Is something like this even possible?
My brain hurts a bit trying to follow this :) but basically, if you break out the last line like this:
pred = tf.map_fn( lambda x: tf.map_fn(lambda fn_: tf.reduce_sum(fn_(x)),
fn_list),
X)
then your issue is now clearer. Namely that the inner tf.map_fn
is trying to map the function tf.reduce_sum( fn_( x ) )
onto fn_list
, but the latter is a list of functions not a tensor. Furthermore, the outer tf.map_fn
is trying to map the result of the inner map onto X, but that result is not a function but a tensor. So some rethinking and restructuring of this code is in order, no mapping, Gaussian expressed as Tensorflow operations, maybe like this:
import numpy as np
import tensorflow as tf
data = np.random.normal(3, 1.25, 5)
#X = tf.placeholder(tf.float32, shape=[None, 1])

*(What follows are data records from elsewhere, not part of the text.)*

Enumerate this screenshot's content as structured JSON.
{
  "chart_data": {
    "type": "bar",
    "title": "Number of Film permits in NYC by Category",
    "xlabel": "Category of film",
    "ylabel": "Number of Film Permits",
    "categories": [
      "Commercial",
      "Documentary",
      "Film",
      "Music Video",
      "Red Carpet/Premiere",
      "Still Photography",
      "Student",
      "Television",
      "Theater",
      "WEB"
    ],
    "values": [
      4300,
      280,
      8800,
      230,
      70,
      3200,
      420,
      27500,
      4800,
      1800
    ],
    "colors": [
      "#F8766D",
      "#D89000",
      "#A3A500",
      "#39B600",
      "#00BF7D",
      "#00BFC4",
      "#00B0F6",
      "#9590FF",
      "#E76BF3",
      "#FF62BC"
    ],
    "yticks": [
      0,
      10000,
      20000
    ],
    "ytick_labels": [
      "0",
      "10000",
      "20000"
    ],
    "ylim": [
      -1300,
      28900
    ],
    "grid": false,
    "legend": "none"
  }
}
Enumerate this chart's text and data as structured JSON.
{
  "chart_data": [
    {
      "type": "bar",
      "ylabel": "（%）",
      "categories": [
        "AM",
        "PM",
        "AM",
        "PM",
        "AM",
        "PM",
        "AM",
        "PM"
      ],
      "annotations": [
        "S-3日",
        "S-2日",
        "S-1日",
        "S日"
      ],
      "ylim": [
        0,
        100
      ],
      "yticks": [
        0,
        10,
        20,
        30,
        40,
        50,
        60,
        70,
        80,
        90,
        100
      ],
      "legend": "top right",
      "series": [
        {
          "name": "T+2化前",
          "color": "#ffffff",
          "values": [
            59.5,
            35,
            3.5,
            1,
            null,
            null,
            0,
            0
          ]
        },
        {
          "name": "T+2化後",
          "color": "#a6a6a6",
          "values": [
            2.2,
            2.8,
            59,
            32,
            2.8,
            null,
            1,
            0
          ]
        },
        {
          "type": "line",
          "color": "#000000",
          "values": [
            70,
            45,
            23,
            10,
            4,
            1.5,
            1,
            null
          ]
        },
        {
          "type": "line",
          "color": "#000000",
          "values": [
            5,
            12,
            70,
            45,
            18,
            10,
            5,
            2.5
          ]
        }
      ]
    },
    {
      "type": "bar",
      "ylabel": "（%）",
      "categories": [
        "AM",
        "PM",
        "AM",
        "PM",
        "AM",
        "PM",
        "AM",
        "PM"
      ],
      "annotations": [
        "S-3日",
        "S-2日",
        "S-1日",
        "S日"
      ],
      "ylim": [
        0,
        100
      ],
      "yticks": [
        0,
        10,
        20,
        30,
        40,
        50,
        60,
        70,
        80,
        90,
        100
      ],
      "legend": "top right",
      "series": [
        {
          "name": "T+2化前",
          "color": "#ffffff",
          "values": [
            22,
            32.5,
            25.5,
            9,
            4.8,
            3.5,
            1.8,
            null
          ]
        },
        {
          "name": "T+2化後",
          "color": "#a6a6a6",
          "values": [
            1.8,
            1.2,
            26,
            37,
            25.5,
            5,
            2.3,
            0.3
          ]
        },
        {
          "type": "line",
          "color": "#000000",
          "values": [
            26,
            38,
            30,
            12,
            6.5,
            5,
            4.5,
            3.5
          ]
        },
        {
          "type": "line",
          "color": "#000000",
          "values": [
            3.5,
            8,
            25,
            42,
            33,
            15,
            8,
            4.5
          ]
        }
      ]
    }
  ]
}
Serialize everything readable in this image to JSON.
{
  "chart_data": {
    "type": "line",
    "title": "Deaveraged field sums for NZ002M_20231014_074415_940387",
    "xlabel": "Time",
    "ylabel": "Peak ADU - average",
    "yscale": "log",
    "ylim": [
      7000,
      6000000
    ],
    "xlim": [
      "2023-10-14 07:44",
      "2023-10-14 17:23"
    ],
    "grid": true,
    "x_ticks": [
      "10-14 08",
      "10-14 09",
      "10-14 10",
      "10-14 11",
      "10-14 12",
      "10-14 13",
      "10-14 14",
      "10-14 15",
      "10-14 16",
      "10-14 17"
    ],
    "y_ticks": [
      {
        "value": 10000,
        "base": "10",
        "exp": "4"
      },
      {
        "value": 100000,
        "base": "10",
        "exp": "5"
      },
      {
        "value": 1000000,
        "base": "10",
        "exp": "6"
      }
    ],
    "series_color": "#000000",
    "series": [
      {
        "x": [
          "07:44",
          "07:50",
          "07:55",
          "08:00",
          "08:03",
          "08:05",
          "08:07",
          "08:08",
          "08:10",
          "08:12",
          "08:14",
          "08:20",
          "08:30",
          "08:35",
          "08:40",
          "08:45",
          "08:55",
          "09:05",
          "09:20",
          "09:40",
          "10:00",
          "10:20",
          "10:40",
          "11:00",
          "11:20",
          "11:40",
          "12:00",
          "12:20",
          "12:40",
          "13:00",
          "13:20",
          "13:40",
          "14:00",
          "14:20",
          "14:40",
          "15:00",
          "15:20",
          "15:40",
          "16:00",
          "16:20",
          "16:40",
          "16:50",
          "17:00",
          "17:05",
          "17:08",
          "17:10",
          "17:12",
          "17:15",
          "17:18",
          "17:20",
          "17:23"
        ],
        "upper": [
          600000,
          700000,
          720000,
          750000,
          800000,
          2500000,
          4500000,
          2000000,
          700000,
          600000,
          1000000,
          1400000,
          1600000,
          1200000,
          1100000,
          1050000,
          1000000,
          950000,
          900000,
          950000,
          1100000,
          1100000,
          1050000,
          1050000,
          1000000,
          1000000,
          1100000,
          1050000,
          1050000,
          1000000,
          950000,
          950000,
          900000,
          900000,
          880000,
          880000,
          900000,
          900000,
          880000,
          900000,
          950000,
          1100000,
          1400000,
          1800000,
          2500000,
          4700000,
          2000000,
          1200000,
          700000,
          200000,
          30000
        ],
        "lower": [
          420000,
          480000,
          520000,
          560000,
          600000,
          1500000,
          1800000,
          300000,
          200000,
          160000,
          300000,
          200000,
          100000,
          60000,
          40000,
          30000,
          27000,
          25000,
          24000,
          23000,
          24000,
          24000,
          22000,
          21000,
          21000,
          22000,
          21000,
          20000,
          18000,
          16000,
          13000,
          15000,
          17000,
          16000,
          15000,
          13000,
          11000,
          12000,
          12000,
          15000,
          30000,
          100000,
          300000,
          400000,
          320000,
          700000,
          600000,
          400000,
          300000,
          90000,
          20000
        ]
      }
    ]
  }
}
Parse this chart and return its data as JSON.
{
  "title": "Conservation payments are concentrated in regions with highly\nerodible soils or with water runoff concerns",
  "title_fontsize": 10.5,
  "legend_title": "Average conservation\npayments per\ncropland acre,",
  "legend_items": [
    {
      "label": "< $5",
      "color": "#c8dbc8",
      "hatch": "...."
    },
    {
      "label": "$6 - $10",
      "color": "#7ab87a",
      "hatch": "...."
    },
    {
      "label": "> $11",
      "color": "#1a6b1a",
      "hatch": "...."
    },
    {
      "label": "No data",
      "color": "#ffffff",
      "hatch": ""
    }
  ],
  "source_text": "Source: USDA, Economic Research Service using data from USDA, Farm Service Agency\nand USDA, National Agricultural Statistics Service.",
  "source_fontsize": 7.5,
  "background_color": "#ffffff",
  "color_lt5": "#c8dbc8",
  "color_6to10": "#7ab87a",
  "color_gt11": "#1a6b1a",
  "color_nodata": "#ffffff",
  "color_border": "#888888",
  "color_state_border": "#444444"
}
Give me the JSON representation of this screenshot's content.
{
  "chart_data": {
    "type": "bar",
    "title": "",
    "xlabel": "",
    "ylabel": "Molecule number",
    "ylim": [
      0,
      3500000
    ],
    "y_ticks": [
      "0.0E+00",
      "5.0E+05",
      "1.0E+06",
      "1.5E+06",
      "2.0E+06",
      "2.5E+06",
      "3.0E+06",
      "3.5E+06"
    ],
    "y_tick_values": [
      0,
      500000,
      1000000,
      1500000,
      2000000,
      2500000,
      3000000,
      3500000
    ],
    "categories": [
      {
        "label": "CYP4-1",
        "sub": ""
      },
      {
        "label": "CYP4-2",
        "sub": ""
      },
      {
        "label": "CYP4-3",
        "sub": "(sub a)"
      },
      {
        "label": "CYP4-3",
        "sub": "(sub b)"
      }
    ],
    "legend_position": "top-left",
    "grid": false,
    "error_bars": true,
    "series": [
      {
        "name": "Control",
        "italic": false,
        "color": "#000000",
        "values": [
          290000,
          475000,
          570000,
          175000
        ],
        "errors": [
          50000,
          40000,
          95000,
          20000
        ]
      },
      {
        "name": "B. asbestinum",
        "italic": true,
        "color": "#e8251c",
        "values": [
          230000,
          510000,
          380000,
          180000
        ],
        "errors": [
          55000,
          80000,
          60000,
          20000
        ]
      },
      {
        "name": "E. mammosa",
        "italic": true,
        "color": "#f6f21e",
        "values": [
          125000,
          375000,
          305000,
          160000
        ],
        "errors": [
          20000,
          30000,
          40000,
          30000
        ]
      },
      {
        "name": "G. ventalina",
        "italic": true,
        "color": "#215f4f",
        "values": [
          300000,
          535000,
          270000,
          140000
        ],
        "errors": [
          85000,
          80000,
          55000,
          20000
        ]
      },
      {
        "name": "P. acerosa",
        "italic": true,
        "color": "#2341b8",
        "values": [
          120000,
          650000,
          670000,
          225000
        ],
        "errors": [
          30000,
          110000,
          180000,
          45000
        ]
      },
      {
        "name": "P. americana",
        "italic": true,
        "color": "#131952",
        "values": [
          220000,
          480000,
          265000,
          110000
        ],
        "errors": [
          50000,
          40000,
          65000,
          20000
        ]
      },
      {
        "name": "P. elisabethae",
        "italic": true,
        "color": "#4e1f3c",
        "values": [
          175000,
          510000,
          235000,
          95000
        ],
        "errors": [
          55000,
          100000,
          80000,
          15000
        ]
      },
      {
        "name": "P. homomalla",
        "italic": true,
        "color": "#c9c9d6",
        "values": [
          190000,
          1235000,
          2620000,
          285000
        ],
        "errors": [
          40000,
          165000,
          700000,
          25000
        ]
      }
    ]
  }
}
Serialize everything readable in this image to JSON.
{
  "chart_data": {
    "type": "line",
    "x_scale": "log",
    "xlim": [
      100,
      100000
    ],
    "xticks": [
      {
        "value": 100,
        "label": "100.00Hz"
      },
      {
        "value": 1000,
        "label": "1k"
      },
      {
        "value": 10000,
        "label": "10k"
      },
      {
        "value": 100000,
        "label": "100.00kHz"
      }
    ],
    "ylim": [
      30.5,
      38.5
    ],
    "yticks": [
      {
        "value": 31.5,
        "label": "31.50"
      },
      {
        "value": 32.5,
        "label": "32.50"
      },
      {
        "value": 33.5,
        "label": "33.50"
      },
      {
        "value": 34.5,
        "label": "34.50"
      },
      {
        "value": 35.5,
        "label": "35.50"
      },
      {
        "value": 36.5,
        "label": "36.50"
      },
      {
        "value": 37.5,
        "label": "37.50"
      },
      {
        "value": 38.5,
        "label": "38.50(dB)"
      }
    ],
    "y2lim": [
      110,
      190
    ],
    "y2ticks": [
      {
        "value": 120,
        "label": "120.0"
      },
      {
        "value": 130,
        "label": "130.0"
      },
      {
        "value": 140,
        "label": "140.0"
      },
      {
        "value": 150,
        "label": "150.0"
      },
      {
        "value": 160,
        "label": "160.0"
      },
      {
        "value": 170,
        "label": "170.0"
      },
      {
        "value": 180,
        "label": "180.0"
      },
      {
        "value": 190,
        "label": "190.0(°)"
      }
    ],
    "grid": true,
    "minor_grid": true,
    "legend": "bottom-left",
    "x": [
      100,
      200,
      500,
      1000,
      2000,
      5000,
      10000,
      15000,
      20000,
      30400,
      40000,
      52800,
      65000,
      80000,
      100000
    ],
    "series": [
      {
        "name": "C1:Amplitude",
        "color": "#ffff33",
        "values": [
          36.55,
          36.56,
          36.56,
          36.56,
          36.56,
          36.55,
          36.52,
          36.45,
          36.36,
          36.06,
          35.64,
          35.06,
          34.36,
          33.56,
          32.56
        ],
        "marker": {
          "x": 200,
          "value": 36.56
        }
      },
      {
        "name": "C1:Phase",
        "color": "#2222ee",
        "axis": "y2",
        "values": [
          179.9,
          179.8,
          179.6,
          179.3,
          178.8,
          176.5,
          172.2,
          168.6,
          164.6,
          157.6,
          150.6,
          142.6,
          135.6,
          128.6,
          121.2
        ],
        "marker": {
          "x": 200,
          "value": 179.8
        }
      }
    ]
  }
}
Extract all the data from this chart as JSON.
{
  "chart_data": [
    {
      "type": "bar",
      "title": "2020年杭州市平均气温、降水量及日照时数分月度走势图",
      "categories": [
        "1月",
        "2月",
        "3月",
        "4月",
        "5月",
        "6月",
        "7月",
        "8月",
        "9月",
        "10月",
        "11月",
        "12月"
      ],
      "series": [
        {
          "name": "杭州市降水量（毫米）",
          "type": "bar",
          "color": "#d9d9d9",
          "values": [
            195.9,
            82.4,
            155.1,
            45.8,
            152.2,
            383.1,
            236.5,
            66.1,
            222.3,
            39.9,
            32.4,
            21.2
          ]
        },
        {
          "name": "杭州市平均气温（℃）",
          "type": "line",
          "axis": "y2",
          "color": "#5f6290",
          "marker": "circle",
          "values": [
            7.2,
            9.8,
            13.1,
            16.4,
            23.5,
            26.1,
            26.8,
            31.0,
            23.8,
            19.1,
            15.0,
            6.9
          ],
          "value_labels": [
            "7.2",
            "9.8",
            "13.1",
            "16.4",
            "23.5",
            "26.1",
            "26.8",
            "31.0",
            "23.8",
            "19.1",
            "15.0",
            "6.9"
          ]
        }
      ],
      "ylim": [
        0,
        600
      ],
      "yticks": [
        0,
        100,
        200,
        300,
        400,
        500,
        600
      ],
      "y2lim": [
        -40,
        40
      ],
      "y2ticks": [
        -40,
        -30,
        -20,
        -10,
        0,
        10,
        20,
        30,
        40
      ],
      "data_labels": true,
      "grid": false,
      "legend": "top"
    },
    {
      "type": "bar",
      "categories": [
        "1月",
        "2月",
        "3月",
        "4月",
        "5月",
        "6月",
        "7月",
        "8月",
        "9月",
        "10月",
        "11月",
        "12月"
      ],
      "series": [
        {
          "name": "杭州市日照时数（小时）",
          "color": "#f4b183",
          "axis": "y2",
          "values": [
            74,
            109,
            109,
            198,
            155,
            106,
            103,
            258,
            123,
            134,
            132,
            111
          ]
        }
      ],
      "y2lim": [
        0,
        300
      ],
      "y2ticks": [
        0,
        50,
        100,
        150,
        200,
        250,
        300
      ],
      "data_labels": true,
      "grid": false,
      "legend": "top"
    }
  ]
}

X = tf.constant( [ 1, 2, 3 ], dtype = tf.float32 )
scale = 0.2
coeff = np.sqrt(2 * np.pi) / scale
X_fn = []
for idx in xrange( len ( data ) ):
x = data[ idx ]
X_fn.append(
coeff * tf.exp( - 0.5 * tf.pow( ( X - x ) / scale, 2 ) )
)
X1 = tf.stack( X_fn, axis = 0 )
X2 = tf.reduce_sum( X1, axis = 1 )
with tf.Session() as sess:
print( sess.run( X2 ) )
Output:
[3.7835757e-09 9.0623178e+00 9.2027439e-03 2.7527404e-01 1.1571876e+00]
The code above works but I'm not completely sure it does what you want exactly. I still hope it helps.